Che trip: Trump finanzia una ricerca stupefacente. Ma cos'è l'iboganina, la molecola che ha ricevuto 50 milioni di fondi? Intervista al presidente di Illuminismo Psichedelico, la prima realtà in Italia a lanciare un corso sull'integrazione psichedelica

  • di Michele Larosa Michele Larosa

21 aprile 2026

Negli USA un farmaco a base di psilocibina è in dirittura d'arrivo, sull'ibogaina si sta spingendo la ricerca. È il futuro della psichiatria, e se n'è accorto anche Trump. Ne abbiamo parlato con il presidente di Illuminismo Psichedelico Federico Di Vita

Foto di: Ansa

Che trip: Trump finanzia una ricerca stupefacente. Ma cos'è l'iboganina, la molecola che ha ricevuto 50 milioni di fondi? Intervista al presidente di Illuminismo Psichedelico, la prima realtà in Italia a lanciare un corso sull'integrazione psichedelica

Mentre in Italia +Europa e Radicali fumano cannabis davanti a Montecitorio per chiedere la legalizzazione, negli Stati Uniti si è già arrivati agli psichedelici.
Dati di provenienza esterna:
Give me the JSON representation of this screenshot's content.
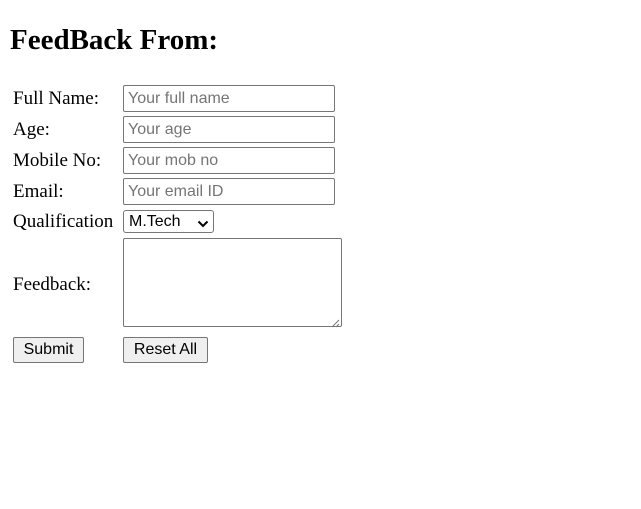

Donald Trump sabato ha firmato un ordine che impone alla Food and Drug Administration di accelerare l'approvazione dei farmaci psichedelici per tutti i pazienti “idonei” - ossia individui affetti da malattie mentali gravi, croniche o potenzialmente letali, specialmente se hanno tentato tutte le terapie convenzionali disponibili senza ottenere risultati - e stanzia 50 milioni di dollari per la ricerca. Due in particolare le sostanze sotto la lente d'ingrandimento: la psilocibina e l’ibogaina. Una svolta epocale, con l'obiettivo dichiarato di offrire nuova speranza a milioni di americani, in particolare ai veterani di guerra, che continuano ad affrontare tassi di suicidio sproporzionatamente elevati e spesso non rispondono alle terapie convenzionali. Per capirci di più abbiamo intervistato Federico Di Vita, presidente di Illuminismo Psichedelico, organizzazione di volontariato che in Italia si impegna nella divulgazione del potenziale terapeutico delle sostanze psichedeliche.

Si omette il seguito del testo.